I have a function defined as
inline void vec_add(__m512d &v3, const __m512d &v1, const __m512d &v2) {
v3 = _mm512_add_pd(v1, v2);
}
(the __m512d
is a native data type mapping to SIMD registers on Intel MIC architecture)
As this function is rather short and gets invoked frequently, I'd like it to be inlined at every invocation. But Intel's compiler seems reluctant to inline this function, even after I use the -inline-forceinline
and -O3
options. It reports that 'Forceinline not honored for call ...' while compiling. As I have to use some compiler specific features, e.g. the __m512d
type, Intel compiler is my only option.
More Info:
The file structure is quite simple. The function vec_add
is defined in a header file mic.h
, which is included in another file test.cc
. Function vec_add
is just invoked repeatedly in a loop, and there're no function pointers involved.
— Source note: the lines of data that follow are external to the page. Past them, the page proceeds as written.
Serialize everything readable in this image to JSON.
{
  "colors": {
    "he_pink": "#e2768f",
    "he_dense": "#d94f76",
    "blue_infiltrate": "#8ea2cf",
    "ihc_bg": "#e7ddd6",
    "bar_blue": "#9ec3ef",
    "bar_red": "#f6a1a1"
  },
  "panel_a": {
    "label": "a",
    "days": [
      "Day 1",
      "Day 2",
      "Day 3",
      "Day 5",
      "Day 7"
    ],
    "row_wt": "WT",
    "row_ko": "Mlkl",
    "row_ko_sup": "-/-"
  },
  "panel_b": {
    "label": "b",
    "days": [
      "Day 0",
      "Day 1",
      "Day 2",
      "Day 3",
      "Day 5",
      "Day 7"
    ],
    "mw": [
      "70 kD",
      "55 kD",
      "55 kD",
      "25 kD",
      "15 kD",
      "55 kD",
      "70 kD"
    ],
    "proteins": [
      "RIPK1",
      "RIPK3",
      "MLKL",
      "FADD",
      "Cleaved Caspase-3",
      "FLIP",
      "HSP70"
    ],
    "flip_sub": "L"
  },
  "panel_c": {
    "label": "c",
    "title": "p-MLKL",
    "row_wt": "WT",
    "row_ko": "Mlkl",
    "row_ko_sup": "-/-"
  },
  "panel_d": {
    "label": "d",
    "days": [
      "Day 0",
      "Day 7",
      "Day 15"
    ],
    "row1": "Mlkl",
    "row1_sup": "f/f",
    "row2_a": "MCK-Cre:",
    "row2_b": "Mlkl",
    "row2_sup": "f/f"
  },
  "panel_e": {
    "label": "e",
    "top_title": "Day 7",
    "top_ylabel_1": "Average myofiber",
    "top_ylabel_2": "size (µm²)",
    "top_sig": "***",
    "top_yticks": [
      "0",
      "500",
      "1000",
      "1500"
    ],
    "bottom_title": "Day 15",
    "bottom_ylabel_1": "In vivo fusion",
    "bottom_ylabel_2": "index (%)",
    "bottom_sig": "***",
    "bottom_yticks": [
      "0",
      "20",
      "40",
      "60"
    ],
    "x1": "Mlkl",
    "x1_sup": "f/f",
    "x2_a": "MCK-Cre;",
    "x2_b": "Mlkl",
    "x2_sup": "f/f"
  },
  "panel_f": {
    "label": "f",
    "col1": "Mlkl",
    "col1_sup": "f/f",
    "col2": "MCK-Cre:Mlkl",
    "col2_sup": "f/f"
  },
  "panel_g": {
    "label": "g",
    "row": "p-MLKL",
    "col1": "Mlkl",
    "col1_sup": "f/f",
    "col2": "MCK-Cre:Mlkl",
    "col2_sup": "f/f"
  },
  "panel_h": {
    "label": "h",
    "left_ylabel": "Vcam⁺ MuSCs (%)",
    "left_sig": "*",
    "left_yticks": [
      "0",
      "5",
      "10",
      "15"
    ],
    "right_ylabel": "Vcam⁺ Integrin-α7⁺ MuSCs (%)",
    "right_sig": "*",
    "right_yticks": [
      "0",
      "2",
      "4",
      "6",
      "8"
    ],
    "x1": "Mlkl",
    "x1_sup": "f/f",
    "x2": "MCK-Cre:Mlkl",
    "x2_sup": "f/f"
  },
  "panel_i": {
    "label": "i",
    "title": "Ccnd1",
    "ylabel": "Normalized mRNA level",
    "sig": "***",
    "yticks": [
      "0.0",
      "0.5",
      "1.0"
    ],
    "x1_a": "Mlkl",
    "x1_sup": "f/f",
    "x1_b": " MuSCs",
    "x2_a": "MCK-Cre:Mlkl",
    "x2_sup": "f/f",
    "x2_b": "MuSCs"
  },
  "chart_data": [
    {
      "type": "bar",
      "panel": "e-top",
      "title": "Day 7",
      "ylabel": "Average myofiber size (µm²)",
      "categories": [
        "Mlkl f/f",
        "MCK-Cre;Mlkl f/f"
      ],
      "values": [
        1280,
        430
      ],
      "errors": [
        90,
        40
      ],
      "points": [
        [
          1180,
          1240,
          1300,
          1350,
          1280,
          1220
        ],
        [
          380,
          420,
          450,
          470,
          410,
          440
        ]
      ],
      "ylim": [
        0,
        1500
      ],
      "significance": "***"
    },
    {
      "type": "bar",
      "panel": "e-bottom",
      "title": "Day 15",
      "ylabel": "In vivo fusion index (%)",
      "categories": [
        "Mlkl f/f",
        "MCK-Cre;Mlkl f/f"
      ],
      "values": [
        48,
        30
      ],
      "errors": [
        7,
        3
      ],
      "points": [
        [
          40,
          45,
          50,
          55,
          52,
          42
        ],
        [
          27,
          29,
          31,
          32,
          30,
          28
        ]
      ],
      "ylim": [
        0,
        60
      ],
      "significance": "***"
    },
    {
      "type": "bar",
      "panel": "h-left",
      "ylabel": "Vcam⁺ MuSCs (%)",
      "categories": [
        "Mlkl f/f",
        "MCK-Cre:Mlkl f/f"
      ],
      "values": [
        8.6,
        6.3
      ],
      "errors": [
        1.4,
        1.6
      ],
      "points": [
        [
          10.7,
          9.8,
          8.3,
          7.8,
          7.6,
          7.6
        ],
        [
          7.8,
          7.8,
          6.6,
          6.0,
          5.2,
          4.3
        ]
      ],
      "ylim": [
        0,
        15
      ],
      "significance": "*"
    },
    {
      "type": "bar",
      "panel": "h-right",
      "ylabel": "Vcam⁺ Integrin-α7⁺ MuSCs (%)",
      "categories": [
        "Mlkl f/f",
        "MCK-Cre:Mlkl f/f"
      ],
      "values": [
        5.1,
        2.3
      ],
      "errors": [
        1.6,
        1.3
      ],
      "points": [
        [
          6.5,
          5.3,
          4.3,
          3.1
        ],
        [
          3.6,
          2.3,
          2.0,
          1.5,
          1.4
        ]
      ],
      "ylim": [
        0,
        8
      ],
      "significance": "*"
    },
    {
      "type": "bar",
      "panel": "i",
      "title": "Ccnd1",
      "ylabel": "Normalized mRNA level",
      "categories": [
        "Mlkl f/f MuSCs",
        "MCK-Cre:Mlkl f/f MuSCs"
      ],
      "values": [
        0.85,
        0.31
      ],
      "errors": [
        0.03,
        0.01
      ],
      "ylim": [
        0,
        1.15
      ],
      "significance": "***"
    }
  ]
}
A simplified version of the code in test.cc
looks like this
for (int i = 0; i < LENGTH; i += 8) {
// a, b, c are arrays of doubles, and each SIMD register can hold 8 doubles
__mm512d va = _mm512_load_pd(a + i); // load SIMD register from memory
__mm512d vb = _mm512_load_pd(b + i); // ditto
__mm512d vc;
vec_add(vc, va, vb); // store SIMD register to memory
_mm512_store_pd(c + i, vc);
}
I've tried all kinds of hints, like __attribute__((always_inline))
,__forceinline
, and compiler option -inline-forceinline
, none of which worked yet.
Complete code
I've put all the relevant code together in a simplified form. You can try it out if you have a Intel compiler. Use option -Winline
to view inline reports and -inline-forceinline
to force inlining.
#include <stdio.h>
#include <stdlib.h>
#include <immintrin.h>
#define LEN (1<<20)
__attribute((target(mic)))
inline void vec_add(__m512d &v3, const __m512d &v1, const __m512d &v2) {
v3 = _mm512_add_pd(v1, v2);
}
int main() {
#pragma offload target(mic)
{
double *a = (double*)_mm_malloc(LEN*sizeof(double), 64);
double *b = (double*)_mm_malloc(LEN*sizeof(double), 64);
double *c = (double*)_mm_malloc(LEN*sizeof(double), 64);
for (int i = 0; i < LEN; i++) {
a[i] = (double)rand()/RAND_MAX;
b[i] = (double)rand()/RAND_MAX;
}
for (int i = 0; i < LEN; i += 8) {
__m512d va = _mm512_load_pd(a + i);
__m512d vb = _mm512_load_pd(b + i);
__m512d vc;
vec_add(vc, va, vb);
_mm512_store_pd(c + i, vc);
}
_mm_free(a);
_mm_free(b);
_mm_free(c);
}
}
Configurations
- Compiler: Intel compiler(ICC) 14.0.2
- Compile options:
-O3 -inline-forceinline -Winline
Do you have any idea why this function can't be inlined? And how can I get it inlined after all(I don't want to turn to macros)?